Unlike my sister, my daughters did not turn out so well. When a couple adopts a family group of 'older' children, there are going to be problems, regardless of race. And there were. We naively thought we had enough love to fix any problem. While it takes love, it takes more than love. I suspect that nowadays, there are many services available to adoptive families. Then, that state's Child Protective Services put us in touch with other adoptive families so we could support each other. That was a good thing, but still not enough. When the older was 14, she ran away from home, and she has been on her own ever since. She had several children, all of whom have been adopted off or placed with other caretakers, and is now homeless by choice. The younger left home and moved in with a man who used drugs and violence. She had a baby by him, and moved back in with Mom and Dad. She has a job as a nurses aide, the pay is poor and she barely qualifies for benefits. She is underinsured, typical of single mothers with bad jobs. Both girls, women now, are in their mid 30s.
All this as background. Yesterday, I was having a Skype conversation with her, asking her advice on how to handle the campaign account for which I am the treasurer, since she is an accountant and knows things. And I was telling her of my state's Republican candidate for US Senate, Wrestling magnate Linda McMahon, who hired some urban Black youth to GOTV, hold signs, appear at rallies, phone bank. She offered them low pay, but when she lost the election, she stiffed 'em. They went to the local TV station who claims 'We've Got Your Back' and if you have a problem (with authority, landlords, police, etc) they'll investigate. They did, went to the campaign office, the person there sat down and wrote them checks, which then bounced. My sister was horrified. She asked if this candidate was Black. No, but she has Black actors in her wrestling stable, and Black people in most of her political ads.
So we say good-bye, and a few minutes later I get an email from her: "...I don't know why I'm helping you as you apparently believe I'm racist since I was not in favor of Obama. Somehow, all political stories are about racism to you. I don't think of things that way. I don't know what else to say..."
Well, I took it hard. I know she was not if favor of Obama, but it never even occurred to me that it might be because she is a racist. I was stunned. I don't believe I ever said such a thing to her, but she must have picked up on it somehow.
So I'm asking myself, am I too sensitive? Believe me, I've seen some racist attitudes and behaviors that I otherwise wouldn't have - thank you White Privilege! - because of the association with my daughters. And I know racism is out there, there are plenty of folk who just don't like having a n****r in the White House, including some cousins of mine, also about my age. But really.

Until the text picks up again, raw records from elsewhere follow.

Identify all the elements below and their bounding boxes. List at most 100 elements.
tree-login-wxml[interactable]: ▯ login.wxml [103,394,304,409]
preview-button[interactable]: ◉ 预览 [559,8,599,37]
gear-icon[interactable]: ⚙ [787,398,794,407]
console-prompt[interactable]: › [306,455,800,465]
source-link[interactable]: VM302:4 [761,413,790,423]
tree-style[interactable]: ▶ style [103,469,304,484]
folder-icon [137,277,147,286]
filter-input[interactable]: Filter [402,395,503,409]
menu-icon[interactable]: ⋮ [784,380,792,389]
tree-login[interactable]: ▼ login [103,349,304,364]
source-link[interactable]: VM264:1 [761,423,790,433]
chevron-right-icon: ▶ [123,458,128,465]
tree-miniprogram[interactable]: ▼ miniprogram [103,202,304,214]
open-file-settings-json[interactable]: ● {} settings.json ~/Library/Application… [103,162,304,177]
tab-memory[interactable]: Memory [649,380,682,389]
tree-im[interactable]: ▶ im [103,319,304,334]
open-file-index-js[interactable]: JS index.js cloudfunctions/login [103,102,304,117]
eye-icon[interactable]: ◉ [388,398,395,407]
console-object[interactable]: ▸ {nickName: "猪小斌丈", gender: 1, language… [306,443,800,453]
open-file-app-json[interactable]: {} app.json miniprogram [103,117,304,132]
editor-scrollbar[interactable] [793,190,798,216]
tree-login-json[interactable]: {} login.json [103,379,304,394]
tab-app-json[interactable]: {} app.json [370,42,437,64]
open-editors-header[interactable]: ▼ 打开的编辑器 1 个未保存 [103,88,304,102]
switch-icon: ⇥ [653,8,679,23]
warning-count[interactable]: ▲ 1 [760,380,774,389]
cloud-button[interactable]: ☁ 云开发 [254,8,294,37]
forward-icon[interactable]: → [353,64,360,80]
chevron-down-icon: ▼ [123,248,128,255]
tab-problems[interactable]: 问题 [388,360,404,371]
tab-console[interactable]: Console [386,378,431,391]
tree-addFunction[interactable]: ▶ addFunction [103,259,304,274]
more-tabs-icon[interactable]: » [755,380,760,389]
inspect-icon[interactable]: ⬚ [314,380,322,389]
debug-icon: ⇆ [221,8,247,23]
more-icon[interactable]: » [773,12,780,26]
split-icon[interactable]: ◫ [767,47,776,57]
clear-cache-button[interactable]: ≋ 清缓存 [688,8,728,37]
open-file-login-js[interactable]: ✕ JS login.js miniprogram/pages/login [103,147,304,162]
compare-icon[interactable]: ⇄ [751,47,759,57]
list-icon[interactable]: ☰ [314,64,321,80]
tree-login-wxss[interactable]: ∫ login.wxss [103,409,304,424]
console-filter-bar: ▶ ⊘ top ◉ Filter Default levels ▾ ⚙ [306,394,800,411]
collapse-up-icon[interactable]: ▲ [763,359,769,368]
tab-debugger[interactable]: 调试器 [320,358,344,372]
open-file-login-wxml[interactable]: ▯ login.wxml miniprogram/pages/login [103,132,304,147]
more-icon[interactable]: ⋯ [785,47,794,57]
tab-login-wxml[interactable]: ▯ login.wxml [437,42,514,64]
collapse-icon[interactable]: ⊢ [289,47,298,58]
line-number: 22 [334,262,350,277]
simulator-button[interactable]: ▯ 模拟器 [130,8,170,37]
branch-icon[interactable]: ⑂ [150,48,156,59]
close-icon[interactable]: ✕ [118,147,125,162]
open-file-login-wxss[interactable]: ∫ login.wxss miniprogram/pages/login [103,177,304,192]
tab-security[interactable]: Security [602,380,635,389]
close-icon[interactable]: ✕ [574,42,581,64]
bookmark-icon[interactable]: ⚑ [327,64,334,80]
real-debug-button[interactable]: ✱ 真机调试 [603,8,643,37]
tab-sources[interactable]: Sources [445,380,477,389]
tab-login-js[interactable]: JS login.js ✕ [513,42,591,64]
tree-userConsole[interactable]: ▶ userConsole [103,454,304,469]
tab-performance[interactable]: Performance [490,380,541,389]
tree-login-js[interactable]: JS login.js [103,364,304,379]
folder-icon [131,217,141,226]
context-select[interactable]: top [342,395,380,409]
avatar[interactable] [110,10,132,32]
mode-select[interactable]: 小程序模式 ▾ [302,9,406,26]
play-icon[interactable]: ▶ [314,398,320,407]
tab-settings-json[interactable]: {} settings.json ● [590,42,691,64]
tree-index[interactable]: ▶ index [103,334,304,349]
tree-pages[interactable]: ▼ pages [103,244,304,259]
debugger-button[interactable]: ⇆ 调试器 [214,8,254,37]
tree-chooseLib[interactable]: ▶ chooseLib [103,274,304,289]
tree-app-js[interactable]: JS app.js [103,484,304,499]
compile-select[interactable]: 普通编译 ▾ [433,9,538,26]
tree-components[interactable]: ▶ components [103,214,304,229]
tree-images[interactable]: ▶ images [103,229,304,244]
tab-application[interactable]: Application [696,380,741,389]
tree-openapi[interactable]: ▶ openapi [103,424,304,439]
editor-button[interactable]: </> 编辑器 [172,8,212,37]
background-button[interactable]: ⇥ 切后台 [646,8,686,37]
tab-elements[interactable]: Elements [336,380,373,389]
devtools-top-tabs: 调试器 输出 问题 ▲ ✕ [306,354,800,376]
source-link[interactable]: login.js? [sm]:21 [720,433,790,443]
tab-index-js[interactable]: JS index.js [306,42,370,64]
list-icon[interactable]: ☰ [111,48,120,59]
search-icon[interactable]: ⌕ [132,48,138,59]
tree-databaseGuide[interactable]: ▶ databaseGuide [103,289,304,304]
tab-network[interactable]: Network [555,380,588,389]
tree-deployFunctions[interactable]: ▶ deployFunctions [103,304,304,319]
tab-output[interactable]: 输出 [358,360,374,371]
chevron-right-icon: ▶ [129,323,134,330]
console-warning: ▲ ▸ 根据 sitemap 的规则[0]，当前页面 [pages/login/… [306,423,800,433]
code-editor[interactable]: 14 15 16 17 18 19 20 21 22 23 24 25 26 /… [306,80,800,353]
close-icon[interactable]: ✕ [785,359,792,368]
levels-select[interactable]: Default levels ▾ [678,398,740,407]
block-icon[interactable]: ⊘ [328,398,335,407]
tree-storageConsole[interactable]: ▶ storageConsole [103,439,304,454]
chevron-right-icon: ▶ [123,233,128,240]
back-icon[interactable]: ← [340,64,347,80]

There are things I don't like about Obama, he's not perfect, but his color is not among them.
So I emailed back to her that I thought I understood why she didn't approve of Obama and it wasn't about his color. And we agreed to just not talk politics any more. And this will be hard, as our brother is a politician.
But I'm still wondering, do I tend to look for racism, and perhaps see it when it really isn't there? Or see it as more important than other factors, such as right wing religiosity?
A little introspection, if you please.